In a highly significant test case, the Court of Appeal decided that two part-time staff who worked for the company were entitled to a contract of employment.

The decision against National Power, whose chief executive, Keith Henry, is among those utility directors denounced as "fat cats", means that thousands of casual employees working in a range of industries are now eligible for holiday and sick pay and statutory maternity leave. They will also have the right to claim unfair dismissal if they are sacked without reason.

Mr Henry's company had won the case at an industrial tribunal and an employment appeals tribunal and registered its intention to seek leave to appeal to the House of Lords. The company's latest annual report shows that Mr Henry was paid pounds 628,000 a year.
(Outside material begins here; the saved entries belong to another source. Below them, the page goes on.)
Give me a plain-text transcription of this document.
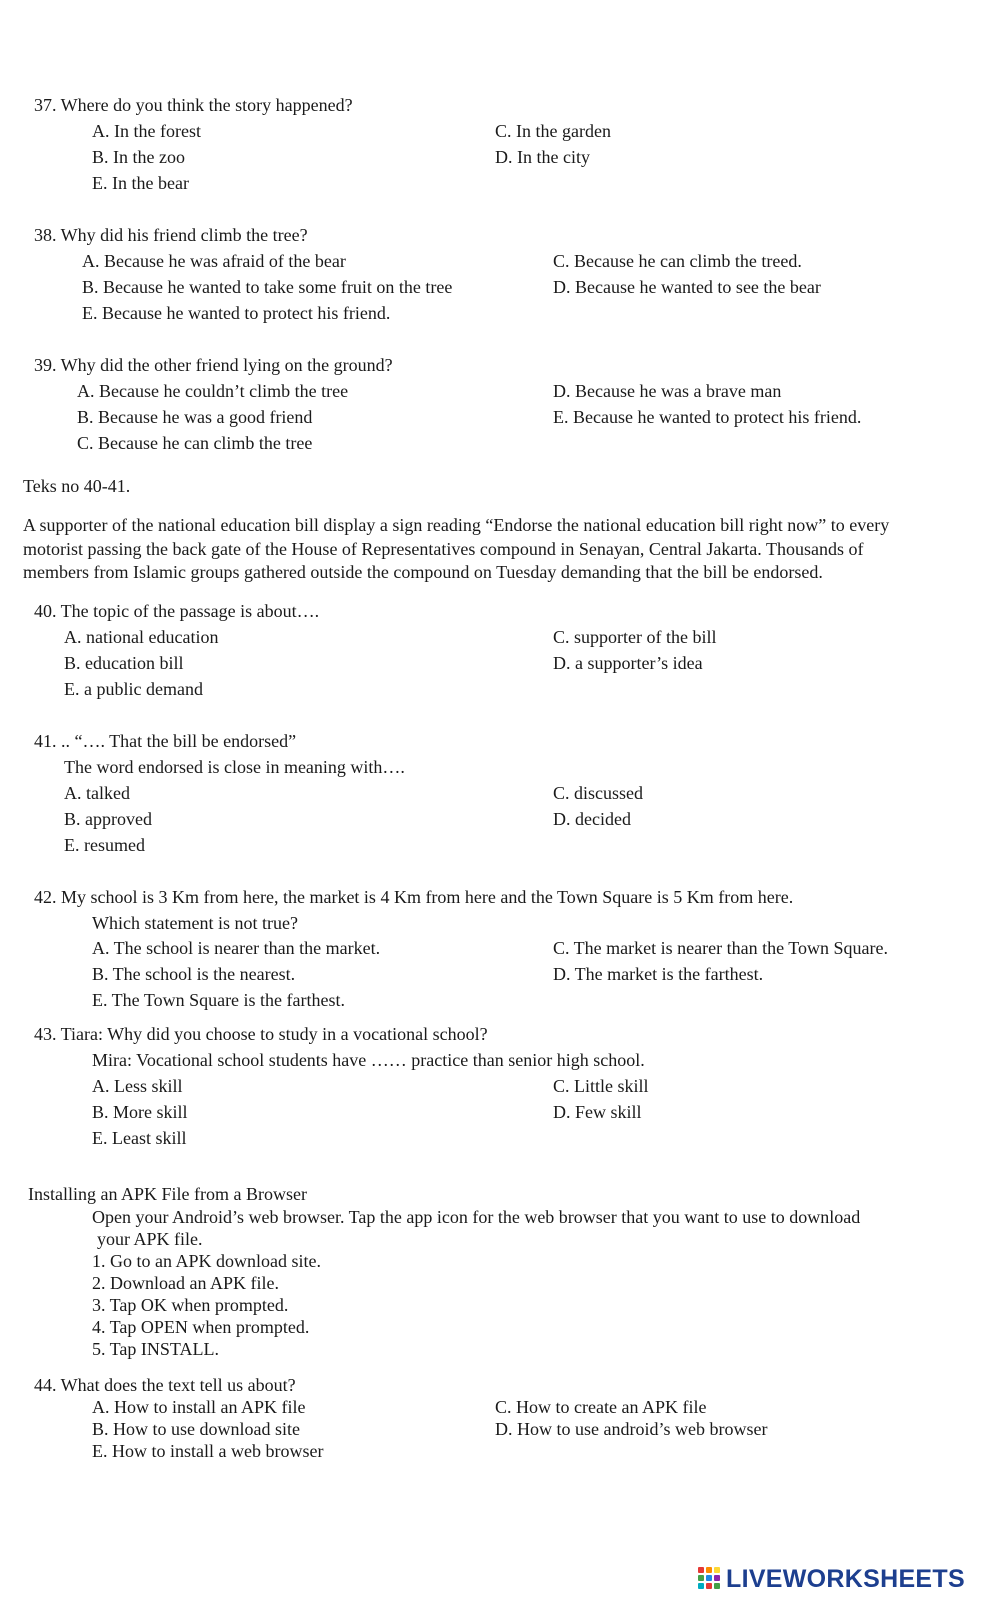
37. Where do you think the story happened?
A. In the forest
B. In the zoo
E. In the bear
C. In the garden
D. In the city
38. Why did his friend climb the tree?
A. Because he was afraid of the bear
B. Because he wanted to take some fruit on the tree
E. Because he wanted to protect his friend.
C. Because he can climb the treed.
D. Because he wanted to see the bear
39. Why did the other friend lying on the ground?
A. Because he couldn’t climb the tree
B. Because he was a good friend
C. Because he can climb the tree
D. Because he was a brave man
E. Because he wanted to protect his friend.
Teks no 40-41.
A supporter of the national education bill display a sign reading “Endorse the national education bill right now” to every
motorist passing the back gate of the House of Representatives compound in Senayan, Central Jakarta. Thousands of
members from Islamic groups gathered outside the compound on Tuesday demanding that the bill be endorsed.
40. The topic of the passage is about….
A. national education
B. education bill
E. a public demand
C. supporter of the bill
D. a supporter’s idea
41. .. “…. That the bill be endorsed”
The word endorsed is close in meaning with….
A. talked
B. approved
E. resumed
C. discussed
D. decided
42. My school is 3 Km from here, the market is 4 Km from here and the Town Square is 5 Km from here.
Which statement is not true?
A. The school is nearer than the market.
B. The school is the nearest.
E. The Town Square is the farthest.
C. The market is nearer than the Town Square.
D. The market is the farthest.
43. Tiara: Why did you choose to study in a vocational school?
Mira: Vocational school students have …… practice than senior high school.
A. Less skill
B. More skill
E. Least skill
C. Little skill
D. Few skill
Installing an APK File from a Browser
Open your Android’s web browser. Tap the app icon for the web browser that you want to use to download
your APK file.
1. Go to an APK download site.
2. Download an APK file.
3. Tap OK when prompted.
4. Tap OPEN when prompted.
5. Tap INSTALL.
44. What does the text tell us about?
A. How to install an APK file
B. How to use download site
E. How to install a web browser
C. How to create an APK file
D. How to use android’s web browser
LIVEWORKSHEETS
The two staff concerned - Heather Carmichael, 35 and Janet Leese, 36 - worked as guides at Blyth power station in Northumberland. After being refused contracts of employment and with the backing of the GMB general union, they took their case to an industrial tribunal and then an appeals tribunal, both of which decided that they did not work for the company directly.

Yesterday, however, the Court of Appeal overruled those findings and ordered a fresh industrial tribunal hearing to set down their terms of employment so that the workers can be covered by the Employment Protection Act.
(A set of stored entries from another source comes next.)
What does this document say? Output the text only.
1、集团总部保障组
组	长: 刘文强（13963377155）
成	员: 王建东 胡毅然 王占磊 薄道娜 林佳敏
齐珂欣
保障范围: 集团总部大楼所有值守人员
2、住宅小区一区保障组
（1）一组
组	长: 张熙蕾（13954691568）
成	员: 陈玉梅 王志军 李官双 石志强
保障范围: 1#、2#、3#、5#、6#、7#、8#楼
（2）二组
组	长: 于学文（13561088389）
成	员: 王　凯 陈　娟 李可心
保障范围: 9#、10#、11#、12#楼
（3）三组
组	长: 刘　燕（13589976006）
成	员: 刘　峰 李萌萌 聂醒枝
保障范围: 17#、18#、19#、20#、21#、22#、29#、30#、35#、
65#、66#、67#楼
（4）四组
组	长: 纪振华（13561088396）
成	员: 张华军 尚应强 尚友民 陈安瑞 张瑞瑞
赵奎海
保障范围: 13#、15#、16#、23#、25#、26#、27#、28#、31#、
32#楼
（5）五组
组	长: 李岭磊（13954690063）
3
Andy Freer, of the GMB's legal department, said the judges had found that it was not a "commercial reality" for the company to claim the women were not employed because it had advertised the job, given interviews and training and then offered them the work.

Mr Freer said it would be relatively simple for any casual worker who had a written job offer to establish the same rights as directly employed staff, although it would be more difficult with an oral agreement.

The two women showed parties round power stations and were paid for the number of hours they worked. Although they had never been offered a contract of employment, they paid tax and national insurance and were provided with a uniform and the use of company vehicles.

Lord Justice Ward said the company's offer of work and the women's acceptance amounted to a "contractual relationship". Lord Justice Chadwick said the use of words "on a casual basis" in the company's letters did not negate the women's rights. Lord Justice Kennedy, dissenting from the decision, agreed with National Power that no contract had been made.

John Edmonds, general secretary of the GMB, said that he was perplexed by Mr Henry's keenness to deprive the two women of a contract of employment. "This is the man who was paid pounds 120,000 'disturbance' allowance for moving 30 miles to be nearer National Power's headquarters. All these two women want are basic rights. We've had three hearings on this issue and now he wants to go to the House of Lords over it. What is he on?" he said.

A spokesman for National Power said the company was surprised by yesterday's judgment and believed it had a "robust" case.

Ms Leese, of Blyth, said she was thrilled with the decision by the Court of Appeal, "not just for us, but for other people, the majority of them women, who find themselves in a similar position to us".